What would it look like if our system was rooted in love? How would things change? How would we see others that lived across lines of difference?
I do believe that love asks us to see ourselves in others. About six years ago, I saw this video called The Egg. It has influenced the way I think more than years of practicing Christianity. It’s part of the reason I believe in empathy. And it’s part of the reason I think love will break the cycles of hate we are all victims of.
Crying for Trey — for anyone who is a victim of this violent system — is not a political act. It’s human. Hating those that inflict the harm is human too. But that hate isn’t sustainable. I’m asking if transforming that hate into love, into repair, and into transformation is a more beautiful path forward. One that eventually eliminates violence entirely.
I’m standing with those who disagree, not against them. I know that for many, asking for love feels like a betrayal. Maybe it’s a softness in this moment that requires something harder. What I’m asking about may feel like a privilege we cannot afford. But I believe demanding vengeance without offering restoration is to keep the machine of hate alive. That’s what I believe we must resist. That’s the truth I keep circling back to.
I don’t think we can erase the pain that this system has caused. I don’t think we can forget injustice. I don’t think we can forgo accountability. But, when we have nothing else — not hope, not justice, not accountability — maybe love can be what sets us free.
Trey’s family deserves every camera, every autopsy, every public record. And if Trey’s family wants rage, or protest, or silence, or love — that is theirs to choose first. My reflections don’t come before their grief.
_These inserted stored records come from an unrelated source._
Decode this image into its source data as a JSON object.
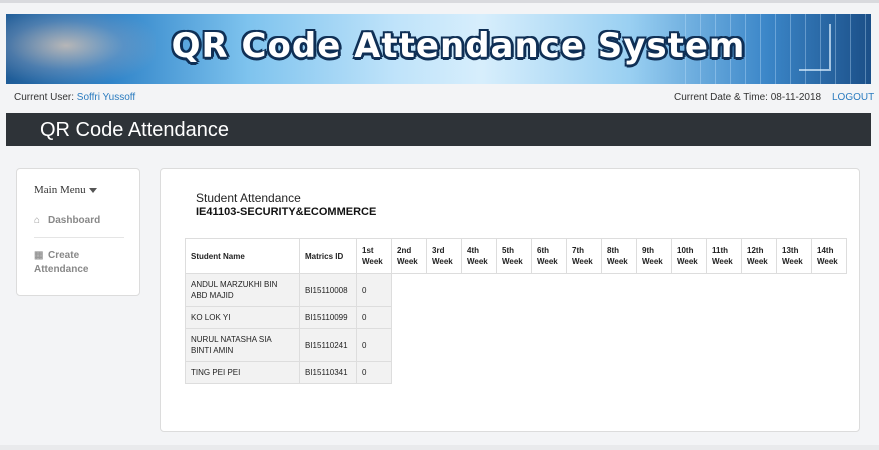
{
  "banner": {
    "title": "QR Code Attendance System"
  },
  "userbar": {
    "current_user_label": "Current User:",
    "current_user_name": "Soffri Yussoff",
    "datetime_label": "Current Date & Time:",
    "datetime_value": "08-11-2018",
    "logout_label": "LOGOUT"
  },
  "header": {
    "title": "QR Code Attendance"
  },
  "sidebar": {
    "menu_title": "Main Menu",
    "items": [
      {
        "label": "Dashboard",
        "icon": "home-icon"
      },
      {
        "label_line1": "Create",
        "label_line2": "Attendance",
        "icon": "calendar-icon"
      }
    ]
  },
  "main": {
    "label": "Student Attendance",
    "course": "IE41103-SECURITY&ECOMMERCE",
    "table": {
      "headers": {
        "name": "Student Name",
        "matrics": "Matrics ID",
        "weeks": [
          [
            "1st",
            "Week"
          ],
          [
            "2nd",
            "Week"
          ],
          [
            "3rd",
            "Week"
          ],
          [
            "4th",
            "Week"
          ],
          [
            "5th",
            "Week"
          ],
          [
            "6th",
            "Week"
          ],
          [
            "7th",
            "Week"
          ],
          [
            "8th",
            "Week"
          ],
          [
            "9th",
            "Week"
          ],
          [
            "10th",
            "Week"
          ],
          [
            "11th",
            "Week"
          ],
          [
            "12th",
            "Week"
          ],
          [
            "13th",
            "Week"
          ],
          [
            "14th",
            "Week"
          ]
        ]
      },
      "rows": [
        {
          "name_line1": "ANDUL MARZUKHI BIN",
          "name_line2": "ABD MAJID",
          "matrics": "BI15110008",
          "week1": "0"
        },
        {
          "name_line1": "KO LOK YI",
          "name_line2": "",
          "matrics": "BI15110099",
          "week1": "0"
        },
        {
          "name_line1": "NURUL NATASHA SIA",
          "name_line2": "BINTI AMIN",
          "matrics": "BI15110241",
          "week1": "0"
        },
        {
          "name_line1": "TING PEI PEI",
          "name_line2": "",
          "matrics": "BI15110341",
          "week1": "0"
        }
      ]
    }
  }
}
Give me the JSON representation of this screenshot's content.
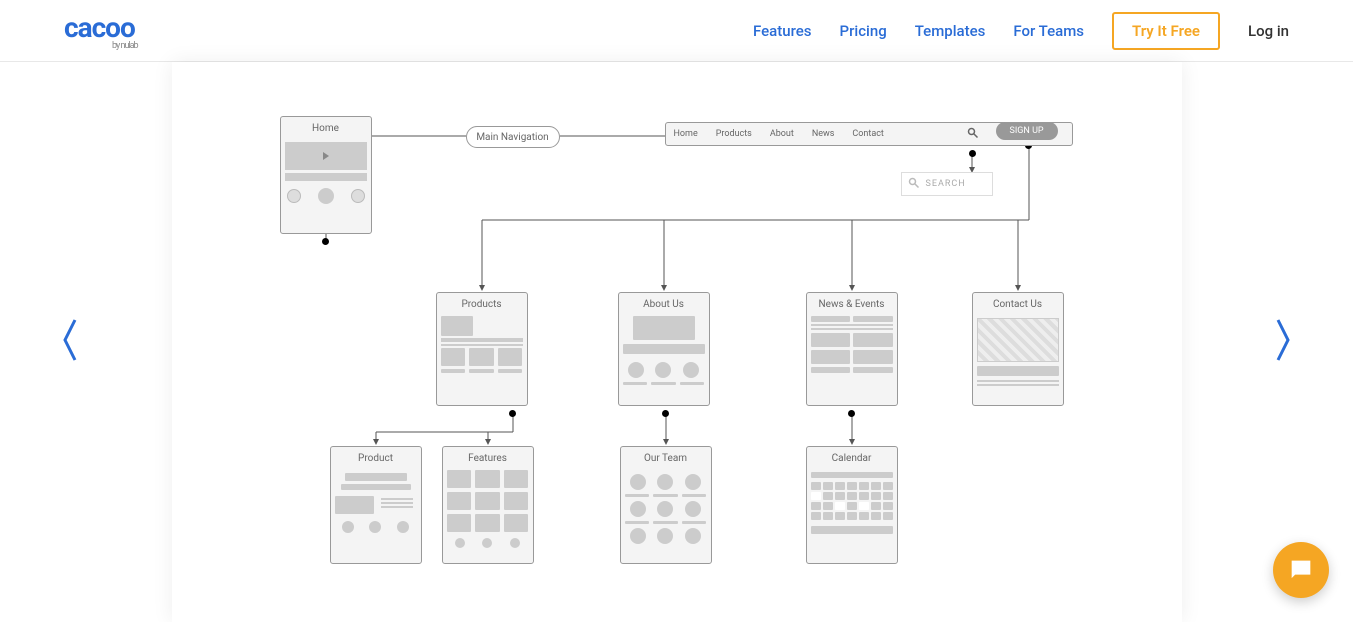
{
  "header": {
    "logo": "cacoo",
    "logo_sub": "by nulab",
    "nav": {
      "features": "Features",
      "pricing": "Pricing",
      "templates": "Templates",
      "for_teams": "For Teams",
      "cta": "Try It Free",
      "login": "Log in"
    }
  },
  "diagram": {
    "home": "Home",
    "main_nav": "Main Navigation",
    "navbar": {
      "home": "Home",
      "products": "Products",
      "about": "About",
      "news": "News",
      "contact": "Contact"
    },
    "signup": "SIGN UP",
    "search": "SEARCH",
    "cards": {
      "products": "Products",
      "about_us": "About Us",
      "news_events": "News & Events",
      "contact_us": "Contact Us",
      "product": "Product",
      "features": "Features",
      "our_team": "Our Team",
      "calendar": "Calendar"
    }
  }
}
Again, transparency is the first step toward truth. It’s necessary if we want to heal.
Along with transparency, we must let Black people, trans people, Indigenous people, women, queers, and other violated communities set the terms of their own mourning.
And the best place to start, if you’re reading this and wondering what you can do in your own life, is to practice love in small ways. Try kindness. Try listening. Start recognizing humanity even in those you fear — because love doesn’t start large. It starts in your heart.
We are in this together. Yes, the system is broken. Yes, it kills. But if we only ever push back with hate, we’ll be forever trapped in the same cycle.
Calling each other into love is soft, but it’s also the hardest work. It’s the work of seeing people who hate — and also being unwilling to let hate define us.
Love doesn’t always stop death. But love is the only force that makes life worth living after.